La secuencia comenzó en el Partido de General Rodríguez y culminó pasando el Puente Libertad.
Una vez más la inseguridad volvió a golpear con violencia sobre el Acceso Oeste. El sábado cerca de las 17, delincuentes armados persiguieron a tres motociclistas que circulaban desde General Rodríguez por la mano senrtido a San Andrés de Giles y, tras efectuar varios disparos para obligarlos a detenerse, lograron robar una moto Honda modelo Tornado 250 cc a la altura del kilómetro 65,500, en jurisdicción de Luján.
La víctima sería un docente jubilado domiciliado en General Rodríguez que había salido a pasear junto a dos amigos con aparente destino hacia la zona de Carlos Keen.
A poco de salir a la ruta, el grupo había cargado combustible en una estación de servicio YPF ubicada en el kilómetro 54,800 del Acceso Oeste y continuó viaje sin imaginar que ya estaban siendo observados por delincuentes.
De acuerdo a lo reconstruido, poco después de retomar a la autopista comenzaron a ser seguidos por otra moto con dos sujetos a bordo. La persecución se extendió varios kilómetros hasta que, ya en territorio lujanense, los sospechosos empezaron a efectuar disparos contra uno de los motociclistas para amedrentarlo y obligarlo a detenerse.
Las detonaciones comenzaron luego de pasar la estación de peaje ubicada en el kilómetro 57,400. Según trascendió, dos de las motos del grupo, aparentemente de mayor cilindrada, lograron acelerar y escapar de la escena al escuchar los tiros, alejándose del docente jubilado que conducía la Honda Tornado. Sin embargo, el motociclista no logró escapar.
Al llegar al kilómetro 65,500, los delincuentes continuaron disparando y finalmente consiguieron interceptarlo. Bajo amenazas con armas de fuego, le robaron la moto y escaparon rápidamente del lugar.
Existen dos versiones sobre los instantes finales del asalto. Una de ellas sostiene que la víctima intentó refugiarse en la estación de servicio Axion situada en la colectora sur, barrio Ameghino, y que los motochorros ingresaron detrás suyo, llegando incluso a apuntar contra los playeros que estaban trabajando en ese momento.
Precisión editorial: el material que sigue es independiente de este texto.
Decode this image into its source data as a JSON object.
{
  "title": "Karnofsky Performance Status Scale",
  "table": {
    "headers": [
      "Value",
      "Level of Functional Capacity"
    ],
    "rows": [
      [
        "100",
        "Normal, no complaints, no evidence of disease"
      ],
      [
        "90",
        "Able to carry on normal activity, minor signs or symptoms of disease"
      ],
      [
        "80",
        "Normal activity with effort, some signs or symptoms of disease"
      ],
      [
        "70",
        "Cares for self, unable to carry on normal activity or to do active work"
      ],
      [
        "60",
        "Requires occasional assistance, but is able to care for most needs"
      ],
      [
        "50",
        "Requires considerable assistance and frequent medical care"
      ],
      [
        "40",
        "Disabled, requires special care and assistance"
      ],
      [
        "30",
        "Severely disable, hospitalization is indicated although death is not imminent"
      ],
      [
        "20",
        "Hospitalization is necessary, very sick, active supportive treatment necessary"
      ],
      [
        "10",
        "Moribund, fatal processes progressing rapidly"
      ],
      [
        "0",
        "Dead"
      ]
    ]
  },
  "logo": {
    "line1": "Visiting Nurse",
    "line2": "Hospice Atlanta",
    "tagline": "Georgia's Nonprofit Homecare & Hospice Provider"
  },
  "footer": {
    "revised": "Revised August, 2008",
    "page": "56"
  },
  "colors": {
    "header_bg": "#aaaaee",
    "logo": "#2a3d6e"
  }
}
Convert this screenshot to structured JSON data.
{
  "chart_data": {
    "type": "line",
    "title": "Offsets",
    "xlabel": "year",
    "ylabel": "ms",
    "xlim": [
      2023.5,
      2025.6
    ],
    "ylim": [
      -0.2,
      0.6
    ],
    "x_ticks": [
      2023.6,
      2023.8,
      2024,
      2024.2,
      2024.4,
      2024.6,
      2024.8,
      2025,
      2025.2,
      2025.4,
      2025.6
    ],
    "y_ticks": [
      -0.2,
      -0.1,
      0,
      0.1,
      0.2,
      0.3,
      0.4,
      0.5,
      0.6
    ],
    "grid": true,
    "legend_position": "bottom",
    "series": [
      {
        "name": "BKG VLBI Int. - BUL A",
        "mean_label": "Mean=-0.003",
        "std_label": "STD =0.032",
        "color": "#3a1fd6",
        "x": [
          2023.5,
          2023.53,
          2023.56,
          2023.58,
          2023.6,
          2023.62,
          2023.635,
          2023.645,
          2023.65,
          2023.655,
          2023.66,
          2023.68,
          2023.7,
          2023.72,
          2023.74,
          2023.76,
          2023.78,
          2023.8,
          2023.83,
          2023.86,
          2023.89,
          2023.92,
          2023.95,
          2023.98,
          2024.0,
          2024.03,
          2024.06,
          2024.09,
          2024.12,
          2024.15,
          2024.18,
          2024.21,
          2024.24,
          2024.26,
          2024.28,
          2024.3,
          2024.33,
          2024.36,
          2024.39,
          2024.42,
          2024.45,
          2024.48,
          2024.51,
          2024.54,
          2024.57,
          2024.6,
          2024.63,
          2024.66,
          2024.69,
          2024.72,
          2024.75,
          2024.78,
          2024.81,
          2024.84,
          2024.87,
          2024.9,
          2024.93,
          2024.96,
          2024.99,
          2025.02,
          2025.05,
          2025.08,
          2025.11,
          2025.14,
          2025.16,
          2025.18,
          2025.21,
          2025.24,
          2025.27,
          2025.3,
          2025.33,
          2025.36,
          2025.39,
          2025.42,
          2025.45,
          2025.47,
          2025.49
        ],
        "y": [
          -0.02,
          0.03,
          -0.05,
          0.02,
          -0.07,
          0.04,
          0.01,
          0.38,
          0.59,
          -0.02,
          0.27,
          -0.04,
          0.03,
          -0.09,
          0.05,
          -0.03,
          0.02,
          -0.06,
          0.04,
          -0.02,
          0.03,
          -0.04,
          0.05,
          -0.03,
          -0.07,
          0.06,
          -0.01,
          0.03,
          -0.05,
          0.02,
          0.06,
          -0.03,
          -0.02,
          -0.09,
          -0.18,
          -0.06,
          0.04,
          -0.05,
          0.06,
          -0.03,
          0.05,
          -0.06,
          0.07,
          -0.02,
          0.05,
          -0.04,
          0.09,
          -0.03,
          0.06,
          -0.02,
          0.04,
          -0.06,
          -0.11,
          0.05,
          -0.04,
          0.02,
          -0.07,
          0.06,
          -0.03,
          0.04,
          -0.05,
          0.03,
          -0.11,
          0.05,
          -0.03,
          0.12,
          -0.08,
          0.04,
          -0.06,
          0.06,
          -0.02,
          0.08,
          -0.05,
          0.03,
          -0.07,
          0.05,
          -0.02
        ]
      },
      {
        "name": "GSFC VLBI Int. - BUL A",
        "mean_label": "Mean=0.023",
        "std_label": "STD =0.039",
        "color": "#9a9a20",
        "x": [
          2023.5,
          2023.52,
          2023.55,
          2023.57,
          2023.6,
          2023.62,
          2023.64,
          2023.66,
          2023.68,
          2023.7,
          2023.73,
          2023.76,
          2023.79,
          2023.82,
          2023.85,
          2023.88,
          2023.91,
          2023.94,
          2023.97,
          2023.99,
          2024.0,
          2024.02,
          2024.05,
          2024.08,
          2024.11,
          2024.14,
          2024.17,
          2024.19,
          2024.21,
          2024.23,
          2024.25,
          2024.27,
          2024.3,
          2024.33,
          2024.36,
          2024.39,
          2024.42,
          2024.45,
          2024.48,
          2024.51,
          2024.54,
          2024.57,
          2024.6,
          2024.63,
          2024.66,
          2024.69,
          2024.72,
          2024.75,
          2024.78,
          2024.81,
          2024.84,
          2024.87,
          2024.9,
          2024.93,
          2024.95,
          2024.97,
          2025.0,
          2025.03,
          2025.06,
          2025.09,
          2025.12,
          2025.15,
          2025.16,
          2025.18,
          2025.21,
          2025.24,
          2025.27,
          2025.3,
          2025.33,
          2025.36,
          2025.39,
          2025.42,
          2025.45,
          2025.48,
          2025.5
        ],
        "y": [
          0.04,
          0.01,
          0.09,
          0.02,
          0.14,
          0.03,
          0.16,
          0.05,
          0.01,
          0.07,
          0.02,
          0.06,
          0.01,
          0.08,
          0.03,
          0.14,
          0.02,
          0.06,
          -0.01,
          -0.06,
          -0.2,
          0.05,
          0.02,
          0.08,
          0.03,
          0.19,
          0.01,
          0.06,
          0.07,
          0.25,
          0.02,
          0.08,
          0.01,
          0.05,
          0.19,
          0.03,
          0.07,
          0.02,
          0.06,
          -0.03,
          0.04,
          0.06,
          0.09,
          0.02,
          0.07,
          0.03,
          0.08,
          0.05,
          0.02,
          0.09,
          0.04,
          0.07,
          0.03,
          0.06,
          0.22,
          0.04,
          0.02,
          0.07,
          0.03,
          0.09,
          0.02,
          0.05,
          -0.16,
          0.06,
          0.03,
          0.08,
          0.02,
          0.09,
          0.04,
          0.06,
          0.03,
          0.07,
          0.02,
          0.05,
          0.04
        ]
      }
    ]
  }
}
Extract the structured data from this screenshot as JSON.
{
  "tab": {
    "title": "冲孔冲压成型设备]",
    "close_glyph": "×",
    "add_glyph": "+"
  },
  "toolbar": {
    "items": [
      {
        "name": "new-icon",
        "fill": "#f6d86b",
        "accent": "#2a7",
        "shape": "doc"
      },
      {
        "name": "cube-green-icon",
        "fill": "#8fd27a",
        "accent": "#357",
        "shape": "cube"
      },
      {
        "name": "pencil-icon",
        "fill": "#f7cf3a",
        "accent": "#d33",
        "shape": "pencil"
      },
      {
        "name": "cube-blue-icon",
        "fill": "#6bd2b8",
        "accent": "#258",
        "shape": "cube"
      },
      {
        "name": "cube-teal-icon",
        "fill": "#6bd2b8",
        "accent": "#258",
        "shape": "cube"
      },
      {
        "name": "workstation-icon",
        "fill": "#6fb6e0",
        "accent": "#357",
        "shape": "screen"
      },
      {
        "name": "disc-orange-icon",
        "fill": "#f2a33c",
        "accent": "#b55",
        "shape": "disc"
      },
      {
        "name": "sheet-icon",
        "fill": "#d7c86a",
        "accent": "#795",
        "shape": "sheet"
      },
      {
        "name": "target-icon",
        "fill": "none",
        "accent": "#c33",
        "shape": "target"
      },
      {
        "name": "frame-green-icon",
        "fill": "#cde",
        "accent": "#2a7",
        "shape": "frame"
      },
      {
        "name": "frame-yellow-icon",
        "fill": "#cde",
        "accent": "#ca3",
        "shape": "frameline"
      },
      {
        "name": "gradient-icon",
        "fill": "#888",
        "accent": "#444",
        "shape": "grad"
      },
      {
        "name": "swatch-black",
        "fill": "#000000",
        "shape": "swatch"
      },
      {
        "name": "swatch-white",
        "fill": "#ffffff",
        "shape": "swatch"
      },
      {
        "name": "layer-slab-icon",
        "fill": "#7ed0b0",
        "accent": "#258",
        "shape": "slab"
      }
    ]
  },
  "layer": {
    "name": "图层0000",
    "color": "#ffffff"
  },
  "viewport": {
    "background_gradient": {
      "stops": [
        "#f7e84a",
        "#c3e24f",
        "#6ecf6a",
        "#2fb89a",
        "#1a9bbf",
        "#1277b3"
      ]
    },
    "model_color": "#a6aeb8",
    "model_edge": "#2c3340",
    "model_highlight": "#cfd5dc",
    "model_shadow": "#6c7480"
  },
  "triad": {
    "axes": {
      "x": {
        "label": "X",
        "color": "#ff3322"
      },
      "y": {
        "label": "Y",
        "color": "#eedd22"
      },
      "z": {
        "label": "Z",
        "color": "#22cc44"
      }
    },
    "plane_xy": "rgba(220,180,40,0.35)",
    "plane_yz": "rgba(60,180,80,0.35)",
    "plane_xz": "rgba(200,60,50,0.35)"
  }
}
No obstante, uno de los encargados de la estación evitó confirmar esa situación. Consultado por este cronista, respondió con evidente incomodidad que todavía no había revisado las imágenes registradas por las cámaras de seguridad, pese a que ya habían transcurrido más de 48 horas del hecho.
La otra versión indica que los delincuentes lograron darle alcance antes de que pudiera llegar a resguardarse. Allí, siempre bajo amenaza de muerte y apuntándole con armas de fuego, obligaron al conductor a abandonar la Honda Tornado. El motociclista dejó la moto y corrió hacia la estación de servicio en busca de protección.
El episodio volvió a dejar expuesta la fragilidad de la seguridad, al menos, en un tramo del Acceso Oeste que, en teoría, debería contar con fuerte presencia policial del ámbito federal y preventiva.
En las inmediaciones del lugar donde ocurrió el robo suele haber custodia privada y verse esporádicamente a Gendarmería cerca de la estación de servicio, mientras que sobre la mano contraria de la autopista funciona una base de la Agencia Nacional de Seguridad Vial.
Además, en el ingreso al barrio Ameghino existe un puesto policial que vecinos de la zona denominan desde hace tiempo como “el puesto fantasma”, debido a que casi nunca hay efectivos cumpliendo funciones.
Residentes del barrio aseguran incluso que durante las madrugadas el lugar suele transformarse en punto de venta de drogas, actividad atribuida a un sujeto al que identifican por llevar una riñonera cruzada sobre el pecho.
Fuentes policiales consultadas extraoficialmente indicaron que el caso es investigado y que no se descarta que los autores del robo estén vinculados a otros hechos similares ocurridos recientemente sobre la autopista.
En tal sentido, trascendió que el fin de semana anterior se habría registrado un episodio de características parecidas en la misma zona del Acceso Oeste.